UNAs at position 1, 2 and 3 of the guide strand impair mRNA degradation. (A) Structure of the nucleotides used for oligonucleotide synthesis. (B) ApoB siRNA sequence used in this study. (C) Percent mRNA degradation of ApoB mRNA as determined by qPCR. Unmodified refers to the ApoB siRNA sequence containing only ribonucleotides and dTdT overhangs. The negative control is a scrambled siRNA sequence. Individual UNAs were substituted at the indicated position on the guide strand of the duplex. A paired t-test was conducted to evaluate UNA modifications to the unmodified control. The asterisk indicates a significant change in mRNA degradation from unmodified siRNA (P < 0.001).

Figure 2.

Clp1 kinase failed to phosphorylate the 5′-termini of siRNAs containing UNAs at position 1 or 2. (A) PNK was used as a control kinase to evaluate phosphorylation of the siRNAs and to ensure the integrity of the synthesized siRNAs. siRNAs were incubated with PNK and samples were run on the mass spectrometer as described in Materials and Methods section. Mass spectrometric analysis of the siRNAs indicated that the siRNAs were intact. (B) Clp1 siRNA kinase assay was performed to evaluate the role of Clp1 in phosphorylation of UNA modified siRNA as described in (A). Unmodified refers to the ApoB siRNA sequence containing only ribonucleotides and dTdT overhangs.

Figure 3.

Chemical phosphorylation of siRNAs containing UNAs at position 1, but not position 2 or 3, restores biological activity in cell based assays. (A) 5′-terminal phosphorylation of the guide strand restores activity when UNAs are at position 1. Unmodified refers to the ApoB sequence containing only ribonucleotides and dTdT overhangs. The negative control is a scrambled sequence.

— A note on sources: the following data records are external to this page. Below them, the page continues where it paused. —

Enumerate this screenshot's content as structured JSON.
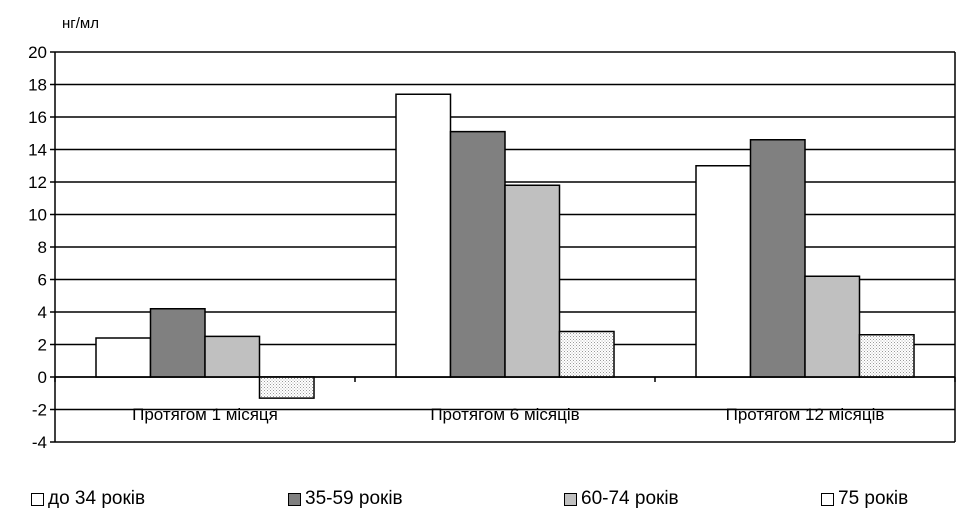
{
  "chart_data": {
    "type": "bar",
    "unit_label": "нг/мл",
    "categories": [
      "Протягом 1 місяця",
      "Протягом 6 місяців",
      "Протягом 12 місяців"
    ],
    "series": [
      {
        "name": "до 34 років",
        "values": [
          2.4,
          17.4,
          13.0
        ],
        "color": "#ffffff"
      },
      {
        "name": "35-59 років",
        "values": [
          4.2,
          15.1,
          14.6
        ],
        "color": "#808080"
      },
      {
        "name": "60-74 років",
        "values": [
          2.5,
          11.8,
          6.2
        ],
        "color": "#c0c0c0"
      },
      {
        "name": "75 років",
        "values": [
          -1.3,
          2.8,
          2.6
        ],
        "color": "#dcdcdc",
        "pattern": "dotted"
      }
    ],
    "ylim": [
      -4,
      20
    ],
    "yticks": [
      "20",
      "18",
      "16",
      "14",
      "12",
      "10",
      "8",
      "6",
      "4",
      "2",
      "0",
      "-2",
      "-4"
    ],
    "grid": true,
    "legend_position": "bottom"
  }
}
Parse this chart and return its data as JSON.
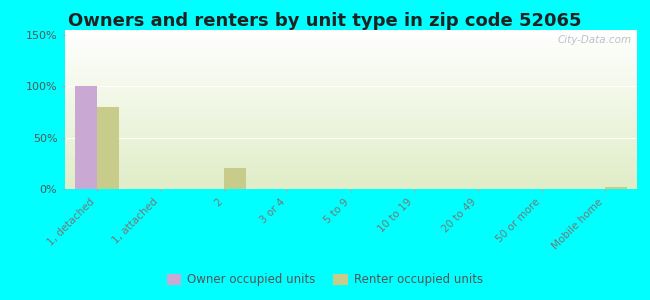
{
  "title": "Owners and renters by unit type in zip code 52065",
  "categories": [
    "1, detached",
    "1, attached",
    "2",
    "3 or 4",
    "5 to 9",
    "10 to 19",
    "20 to 49",
    "50 or more",
    "Mobile home"
  ],
  "owner_values": [
    100,
    0,
    0,
    0,
    0,
    0,
    0,
    0,
    0
  ],
  "renter_values": [
    80,
    0,
    20,
    0,
    0,
    0,
    0,
    0,
    2
  ],
  "owner_color": "#c9a8d4",
  "renter_color": "#c8cc8a",
  "yticks": [
    0,
    50,
    100,
    150
  ],
  "ytick_labels": [
    "0%",
    "50%",
    "100%",
    "150%"
  ],
  "ylim": [
    0,
    155
  ],
  "outer_background": "#00ffff",
  "title_fontsize": 13,
  "watermark": "City-Data.com",
  "legend_labels": [
    "Owner occupied units",
    "Renter occupied units"
  ]
}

Individual UNAs are placed at the indicated position on the guide strand. Oligonucleotides with a 5′-terminal hydroxyl group on the guide strand are shown in black and oligonucleotides with a 5′-terminal phosphate on the guide strand are shown in white (all passenger strands contained a 5′-terminal hydroxyl group). (B) Binding of oligonucleotides to epitope-tagged Ago2 in cell lysates. Ago2 binding studies were performed as described in Materials and Methods section. The percent of the UNA modified oligonucleotides bound to Ago2 was normalized to unmodified siRNA. The negative control refers to a sequence that is mismatched to the stem loop PCR primers. (C) Cleavage by purified Ago2 of a Cy3 target oligo that mimics the cellular mRNA target. The gel is on the right and quantification of the cleavage is on the left. Ago2 cleavage studies were performed as described in ‘Materials and Methods’ section.

Figure 4.

UNAs demonstrate in vivo activity at 24 h post-IV injection. (A) Unmodified siRNA, siRNA with an UNA at position 1 (UNA1), and siRNA containing a 5′-terminal phosphate with UNA at position 1 (UNA1P) were formulated into lipid nanoparticles and injected in mice at 6 mg/kg. The livers were harvested and ApoB mRNA levels were evaluated by qPCR 24 h after injection (student’s t-test, P < 0.0001). Bars represent the mean and standard deviation of five mice per group. (B) UNA1 and UNA1P function via an Ago2 mechanism. 5′RACE was used to detect the ApoB mRNA cleavage site. Mouse liver RNA samples were evaluated for each sample group. 5′RACE products are 150 bp. The precise Ago2-mediate cleavage site on ApoB was mapped by sequencing and is designated by an arrow. The yellow box indicates the 5′-RACE linker sequence.